Pourquoi Thomas Jouannet a décidé de tout quitter pour ce village de 400 habitants : ce qui a vraiment changé sa vie

Pourquoi un acteur en vue fait-il l’impasse sur l’asphalte parisien pour les petites routes d’un village de 400 âmes ? Laissez tomber le cliché de la star capricieuse en mal de verdure : pour Thomas Jouannet, ce virage champêtre est tout sauf un coup de tête. C’est un cheminement sincère, une recherche de simplicité et de liens, à partager sans filtre.

Le déclic tranquille d’une nouvelle vie

Oubliez les ruptures spectaculaires ou les décisions sur un coup de tête : chez Thomas Jouannet, quitter Paris pour une bourgade de 400 habitants a ressemblé à une symphonie du quotidien, patiemment orchestrée. « On n’est plus repartis », confie-t-il à Télé Poche, pour résumer cette transition toute en douceur. Le couple, avec leurs filles, a d’abord multiplié les allers-retours. Pendant près de deux ans, la maison de campagne n’était pour eux qu’un repère provisoire entre deux tournages, un souffle entre deux projets. Mais, au fil des week-ends et des saisons, l’évidence a fini par s’ancrer : vivre toutes les variantes de la vie… au même endroit.
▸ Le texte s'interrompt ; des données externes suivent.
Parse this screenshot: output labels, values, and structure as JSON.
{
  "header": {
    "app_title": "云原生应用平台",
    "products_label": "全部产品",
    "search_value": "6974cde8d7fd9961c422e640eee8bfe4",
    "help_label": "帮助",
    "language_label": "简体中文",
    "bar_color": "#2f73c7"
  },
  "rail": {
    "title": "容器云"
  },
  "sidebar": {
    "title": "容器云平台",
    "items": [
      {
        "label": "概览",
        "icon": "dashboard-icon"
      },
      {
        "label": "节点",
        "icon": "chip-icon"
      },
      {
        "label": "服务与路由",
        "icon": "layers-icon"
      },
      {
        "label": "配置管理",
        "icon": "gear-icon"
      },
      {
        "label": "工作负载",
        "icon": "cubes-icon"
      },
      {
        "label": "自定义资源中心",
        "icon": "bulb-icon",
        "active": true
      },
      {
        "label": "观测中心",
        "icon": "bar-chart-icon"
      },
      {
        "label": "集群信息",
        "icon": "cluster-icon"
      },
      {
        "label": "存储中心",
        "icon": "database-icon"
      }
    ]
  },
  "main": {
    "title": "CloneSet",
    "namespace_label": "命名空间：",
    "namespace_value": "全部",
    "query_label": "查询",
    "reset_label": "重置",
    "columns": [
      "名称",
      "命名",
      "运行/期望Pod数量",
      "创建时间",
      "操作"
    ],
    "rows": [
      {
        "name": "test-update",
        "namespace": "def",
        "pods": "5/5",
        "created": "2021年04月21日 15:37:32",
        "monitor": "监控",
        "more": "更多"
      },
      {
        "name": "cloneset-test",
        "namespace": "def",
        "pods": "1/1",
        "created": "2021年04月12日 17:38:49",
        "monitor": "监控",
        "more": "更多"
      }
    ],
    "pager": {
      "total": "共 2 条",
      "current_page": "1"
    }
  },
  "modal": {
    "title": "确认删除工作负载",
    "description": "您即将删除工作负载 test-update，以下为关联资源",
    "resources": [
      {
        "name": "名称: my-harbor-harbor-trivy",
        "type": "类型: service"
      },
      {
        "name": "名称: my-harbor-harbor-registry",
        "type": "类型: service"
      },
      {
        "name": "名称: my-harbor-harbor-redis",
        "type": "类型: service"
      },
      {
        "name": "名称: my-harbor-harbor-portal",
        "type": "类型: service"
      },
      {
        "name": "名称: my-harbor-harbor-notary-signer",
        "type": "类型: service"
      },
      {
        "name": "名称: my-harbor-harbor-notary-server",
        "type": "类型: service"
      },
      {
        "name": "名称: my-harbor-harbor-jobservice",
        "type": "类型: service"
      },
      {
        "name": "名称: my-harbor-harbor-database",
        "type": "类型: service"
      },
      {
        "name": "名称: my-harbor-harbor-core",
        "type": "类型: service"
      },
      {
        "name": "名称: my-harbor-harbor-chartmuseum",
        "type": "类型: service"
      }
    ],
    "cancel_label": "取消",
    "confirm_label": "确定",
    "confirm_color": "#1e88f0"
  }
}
Petit à petit, la résidence secondaire est devenue le cœur de leur existence. Les repères se sont fixés, les trajets se sont organisés, et les filles ont pris leurs habitudes à l’école du village. Le grand chamboulement n’a eu de spectaculaire que sa tranquillité : leur vie s’est posée, rythmé par le voisinage, l’école, et les saisons qui passent. Paris, désormais, n’est plus que la destination des allers-retours professionnels de Thomas ou d’Armelle Deutsch.

L’ancrage : la vraie star, c’est la vie de village

Adopté par les habitants, Thomas Jouannet a choisi l’implication sans fanfare. Il s’investit ainsi au sein de la commission culturelle, donne un coup de main pour organiser spectacles et animations, préférant jouer les relais humains plutôt que la « vedette » locale. Son objectif ?

  • Faciliter les initiatives et leur donner une place durable
  • Mêler toutes les générations autour de propositions accessibles à tous
  • Faire vivre un quotidien lisible, accueillant, pour enfants comme pour anciens

Mais là où d’autres se contenteraient de croiser les voisins au marché, Thomas renforce aussi ses racines… à vélo. Secrétaire de l’association Sougé VTT, il contribue activement à organiser randonnées, sorties, ventes ou locations de matériel. Loin de s’improviser simple passionné, il veille à la sécurité des parcours, à la convivialité des sorties en famille, et même à l’entretien des sentiers, financés par des manifestations locales. La star, ici, c’est le collectif : l’acteur se fait voisin, pas vitrine, et nourrit une vie associative précieuse pour les petits comme pour les aînés.

Une histoire de souvenirs et de territoire

Ce retour aux sources n’a rien d’une lubie. Fils d’un père blésois et d’une mère allemande, né à Genève, Thomas Jouannet a passé quantité de vacances à Candé-sur-Beuvron, dans la maison familiale. De cette jeunesse sont restés le goût des paysages et le besoin d’un cadre à taille humaine, jamais tout à fait enfoui.

C’est un ami qui repère plus tard une maison à Sougé. S’ensuivent week-ends en compagnie d’Armelle Deutsch, essais en mode alternance pendant deux ans, jusqu’à ce que, validé grandeur nature, le cap soit franchi : la famille s’installe, les deux filles sont scolarisées au village. La greffe prend, naturellement, sur un terrain déjà familier depuis l’enfance.

Créer du lien sans quitter le métier

La famille n’a pourtant pas tout mis entre parenthèses. Armelle Deutsch a rouvert à quelques kilomètres un lieu qui mêle bistronomie et art, à Lavardin : une passerelle entre les habitants, les artistes et les curieux. Là encore, l’objectif reste le même : relier travail, convivialité, et attachement au territoire, sans couper les ponts avec la création ou l’engagement professionnel.

Pour Thomas Jouannet, ce nouvel équilibre n’a qu’un secret : conjuguer métier et implication locale.

  • Continuer les tournages et les projets à l’écran sans sacrifier l’ancrage familial
  • Offrir aux enfants un rythme stable, des repères clairs
  • Soutenir une commune plus vivante, où l’on se salue (vraiment !) au coin de la rue
  • Faire rimer travail et allers-retours avec énergie et simplicité

En somme, si la vie de Thomas Jouannet s’est déplacée sur la carte, elle a surtout gagné en sens, en stabilité et en humain.

Et si le vrai luxe, finalement, c’était d’ajuster son existence à l’échelle de ses envies ? À méditer, cycliste en herbe ou acteur citadin, la porte est ouverte.